Google goes in search of new revenue streams

The internet search giant is in a state of flux, beset as it is by declining revenues, antitrust lawsuits and the exit of key executives.

Google – the name evokes several associations. An internetsearch giant, one of the most innovative companies globally, bringing to market disruptive products and taking “moon shots” at things such as driverless cars and internet-beaming balloons.

However, of late, a few other things are becoming associated with the company – slowing growth and thus falling share prices, anti-competitive lawsuits, the exit of key executives and management shake-ups.

The company is fighting bitter legal battles with regulators in places such as Europe and China. Senior executives such as chief business officer, Nikesh Arora, and senior vice president, Vic Gundotra, have left the company in the last few months.

To address some of these issues, the chief executive, Larry Page, has reduced his involvement in the day-to-day running of the company to focus on major innovations.

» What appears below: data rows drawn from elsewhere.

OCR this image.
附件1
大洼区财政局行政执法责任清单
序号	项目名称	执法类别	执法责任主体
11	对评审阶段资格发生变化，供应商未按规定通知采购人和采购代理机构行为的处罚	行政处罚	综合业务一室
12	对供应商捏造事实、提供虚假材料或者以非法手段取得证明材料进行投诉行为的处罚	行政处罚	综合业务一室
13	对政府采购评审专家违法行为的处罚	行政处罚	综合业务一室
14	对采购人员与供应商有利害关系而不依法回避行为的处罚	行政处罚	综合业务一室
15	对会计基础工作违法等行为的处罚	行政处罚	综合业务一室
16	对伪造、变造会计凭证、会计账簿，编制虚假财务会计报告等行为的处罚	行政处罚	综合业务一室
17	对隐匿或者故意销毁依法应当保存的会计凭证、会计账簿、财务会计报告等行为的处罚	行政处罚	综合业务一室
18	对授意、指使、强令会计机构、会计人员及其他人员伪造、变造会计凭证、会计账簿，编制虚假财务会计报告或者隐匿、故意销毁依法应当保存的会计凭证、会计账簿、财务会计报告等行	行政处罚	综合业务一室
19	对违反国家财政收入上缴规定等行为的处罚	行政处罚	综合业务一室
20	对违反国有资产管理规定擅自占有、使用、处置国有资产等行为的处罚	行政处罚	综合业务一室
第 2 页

A key reason behind these negative developments is that Google’s core business – Internet search and the associated advertising revenue it drives – is slowing. Search ads account for about 65 per cent of Google’s revenue and the growth in this segment is at its lowest in more than six years.

The reason is straight forward – people are increasingly moving their searches away from Google and on to their social networks or ecommerce sites. Instead of looking for a good nearby restaurant on Google, people just ask friends on Facebook (or Twitter) and get credible advice from friends whom they know and trust.

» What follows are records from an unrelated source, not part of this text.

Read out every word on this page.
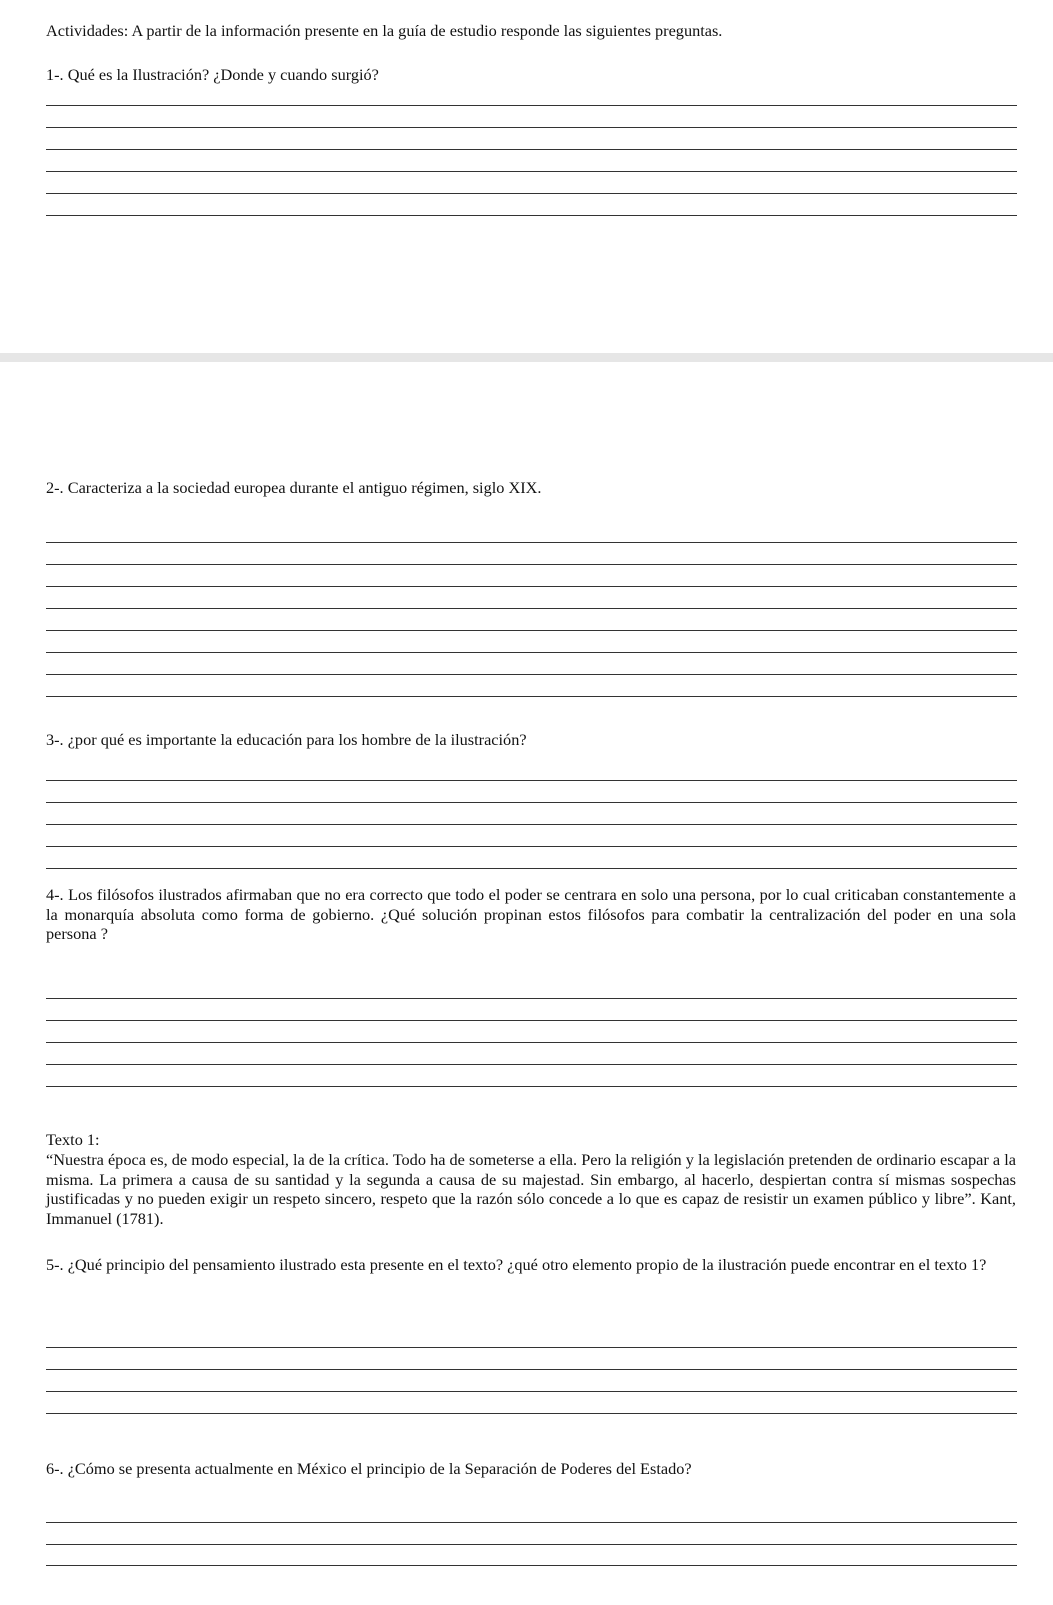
Actividades: A partir de la información presente en la guía de estudio responde las siguientes preguntas.

1-. Qué es la Ilustración? ¿Donde y cuando surgió?

2-. Caracteriza a la sociedad europea durante el antiguo régimen, siglo XIX.

3-. ¿por qué es importante la educación para los hombre de la ilustración?

4-. Los filósofos ilustrados afirmaban que no era correcto que todo el poder se centrara en solo una persona, por lo cual criticaban constantemente a la monarquía absoluta como forma de gobierno. ¿Qué solución propinan estos filósofos para combatir la centralización del poder en una sola persona ?

Texto 1:

“Nuestra época es, de modo especial, la de la crítica. Todo ha de someterse a ella. Pero la religión y la legislación pretenden de ordinario escapar a la misma. La primera a causa de su santidad y la segunda a causa de su majestad. Sin embargo, al hacerlo, despiertan contra sí mismas sospechas justificadas y no pueden exigir un respeto sincero, respeto que la razón sólo concede a lo que es capaz de resistir un examen público y libre”. Kant, Immanuel (1781).

5-. ¿Qué principio del pensamiento ilustrado esta presente en el texto? ¿qué otro elemento propio de la ilustración puede encontrar en el texto 1?

6-. ¿Cómo se presenta actualmente en México el principio de la Separación de Poderes del Estado?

Similarly, while looking to buy something, users are now searching directly for their chosen items on shopping sites such as (in the developed markets) or (here in the UAE for example).

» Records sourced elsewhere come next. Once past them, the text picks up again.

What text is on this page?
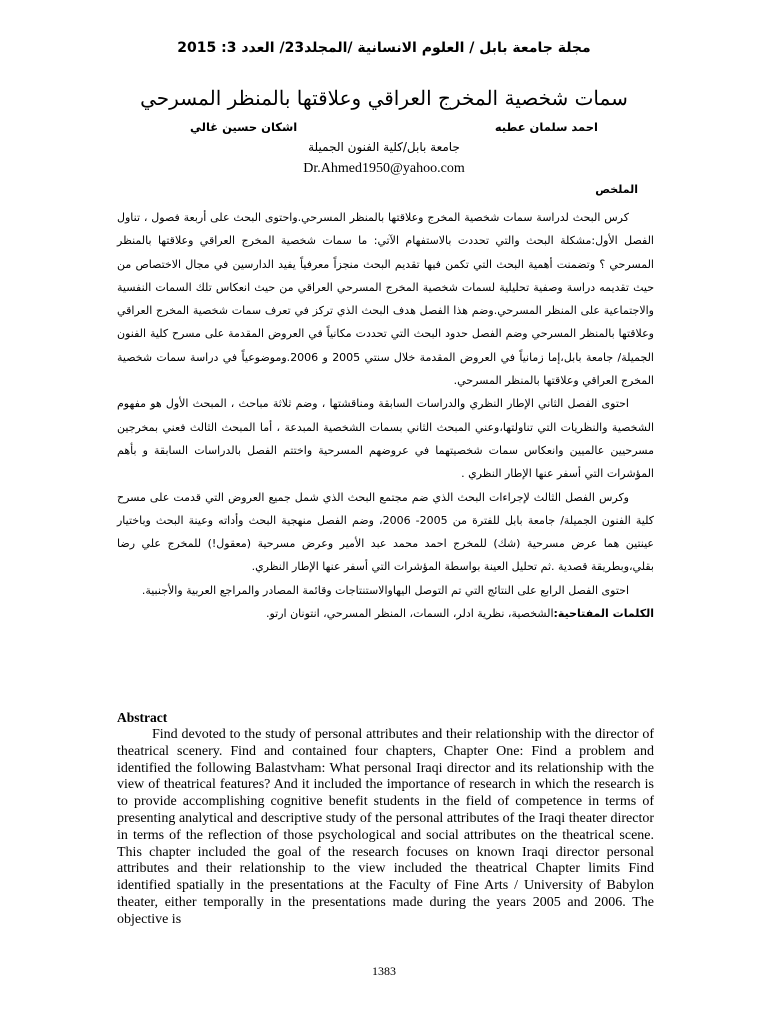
مجلة جامعة بابل / العلوم الانسانية /المجلد23/ العدد 3: 2015
سمات شخصية المخرج العراقي وعلاقتها بالمنظر المسرحي
احمد سلمان عطيه
اشكان حسين غالي
جامعة بابل/كلية الفنون الجميلة
Dr.Ahmed1950@yahoo.com
الملخص

كرس البحث لدراسة سمات شخصية المخرج وعلاقتها بالمنظر المسرحي.واحتوى البحث على أربعة فصول ، تناول الفصل الأول:مشكلة البحث والتي تحددت بالاستفهام الآتي: ما سمات شخصية المخرج العراقي وعلاقتها بالمنظر المسرحي ؟ وتضمنت أهمية البحث التي تكمن فيها تقديم البحث منجزاً معرفياً يفيد الدارسين في مجال الاختصاص من حيث تقديمه دراسة وصفية تحليلية لسمات شخصية المخرج المسرحي العراقي من حيث انعكاس تلك السمات النفسية والاجتماعية على المنظر المسرحي.وضم هذا الفصل هدف البحث الذي تركز في تعرف سمات شخصية المخرج العراقي وعلاقتها بالمنظر المسرحي وضم الفصل حدود البحث التي تحددت مكانياً في العروض المقدمة على مسرح كلية الفنون الجميلة/ جامعة بابل،إما زمانياً في العروض المقدمة خلال سنتي 2005 و 2006.وموضوعياً في دراسة سمات شخصية المخرج العراقي وعلاقتها بالمنظر المسرحي.

احتوى الفصل الثاني الإطار النظري والدراسات السابقة ومناقشتها ، وضم ثلاثة مباحث ، المبحث الأول هو مفهوم الشخصية والنظريات التي تناولتها،وعني المبحث الثاني بسمات الشخصية المبدعة ، أما المبحث الثالث فعني بمخرجين مسرحيين عالميين وانعكاس سمات شخصيتهما في عروضهم المسرحية واختتم الفصل بالدراسات السابقة و بأهم المؤشرات التي أسفر عنها الإطار النظري .

وكرس الفصل الثالث لإجراءات البحث الذي ضم مجتمع البحث الذي شمل جميع العروض التي قدمت على مسرح كلية الفنون الجميلة/ جامعة بابل للفترة من 2005- 2006، وضم الفصل منهجية البحث وأداته وعينة البحث وباختيار عينتين هما عرض مسرحية (شك) للمخرج احمد محمد عبد الأمير وعرض مسرحية (معقول!) للمخرج علي رضا بقلي،وبطريقة قصدية .ثم تحليل العينة بواسطة المؤشرات التي أسفر عنها الإطار النظري.

احتوى الفصل الرابع على النتائج التي تم التوصل اليهاوالاستنتاجات وقائمة المصادر والمراجع العربية والأجنبية.

الكلمات المفتاحية:الشخصية، نظرية ادلر، السمات، المنظر المسرحي، انتونان ارتو.

Abstract

Find devoted to the study of personal attributes and their relationship with the director of theatrical scenery. Find and contained four chapters, Chapter One: Find a problem and identified the following Balastvham: What personal Iraqi director and its relationship with the view of theatrical features? And it included the importance of research in which the research is to provide accomplishing cognitive benefit students in the field of competence in terms of presenting analytical and descriptive study of the personal attributes of the Iraqi theater director in terms of the reflection of those psychological and social attributes on the theatrical scene. This chapter included the goal of the research focuses on known Iraqi director personal attributes and their relationship to the view included the theatrical Chapter limits Find identified spatially in the presentations at the Faculty of Fine Arts / University of Babylon theater, either temporally in the presentations made during the years 2005 and 2006. The objective is

1383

Basically, search is becoming localised and also turning more social – it is also increasingly happening over mobile phones. This phenomenon is collectively known as SoLoMo – Social Local Mobile.

And the impact of SoLoMo is driving ad revenue away from Google and to the likes of Facebook, as the social network is increasingly used for things that are relevant to advertisers – search and recommendations.

To further cash in on this trend, Facebook is progressively enhancing its mobile services. Within the past year, the company has launched “premium video ads” that play automatically when users scroll through, as well as the post-view “call-to-action” buttons that allow advertisers to better track the effectiveness of their ads.

Just last month, Facebook fired another salvo at Google, by allowing users to search through old posts with keywords – much like Google. Facebook could in the future launch targeted contextual ads based on posts that the users searched for.

This might just open up new possibilities for Facebook in terms of ad monetisation. Google on the other hand is working hard to fortify itself against these market changes.

It owns the Android mobile operating system (OS), with over 80 per cent of the global market share.

Further, popular Google apps such as Maps and Navigation generate significant data about users’ locations and apps such as Chrome Now, Gmail and Inbox offer insights about user’s behaviour patterns. This knowledge arms Google with a lethal arsenal to cash in on the SoLoMo trend.

What Google still lacks is a solid ‘So’ – a social arm. Its social networking service, G+, launched in 2011 and billed as the Facebook killer, never really took off. In fact, an average G+ user now spends less than four minutes on the service every month.

Compare this to the over 7.5 hours spent on Facebook, and the gulf is there for all to see.

However, users of G+, even if they do not use the service much, allows Google to map their profiles against its other products such as YouTube and Gmail and thus create a far better profile for advertisers than Facebook can. Google is banking upon this data, to help it ride the SoLoMo wave.

Further, not wanting to be heavily reliant on search, Google is experimenting with new ways to make money.

One such example had been the November 2014 soft launch of YouTube Music Key – an ad-free, paid subscription service allowing users to stream high quality music and music videos.

Although the service is currently invitation-only and available only in select developed markets, its full scale global roll out is planned some time this year.

YouTube, in fact, is at the core of a Google fight back, especially in the markets outside of the US, which account for 80 per cent of all YouTube traffic.

Here, the Middle East region is of prime importance to both Google and Facebook.

In 2012, the region ranked second, after the US, in terms of the number of daily YouTube views. In fact, Saudi Arabia then had the highest YouTube viewership in the world with over 90 million videos viewed daily.

As Google fights Facebook in the US and lawsuits in Europe and China, it is the Middle East, and Latin America that will prove the key battle grounds in the race of advertising dollars and thus internet supremacy.

On a separate note, another big move that Google has been making is in the artificial intelligence (AI) and automation space. Prominent among the 35 companies it acquired were the home automation specialists Nest Labs (acquired for US$3.2 billion) and Dropcam (for $555 million), the solar drones and satellite maker Titan Aerospace (for an undisclosed sum) as well as DeepMind Technologies (for $400m), which also is working on AI.

Although Google has not revealed in detail how all these companies would be integrated into its fold it has shone some light on where it sees its future.

Abhinav Purohit is a UAE-based strategy consultant specialising in the telecoms and ICT industries.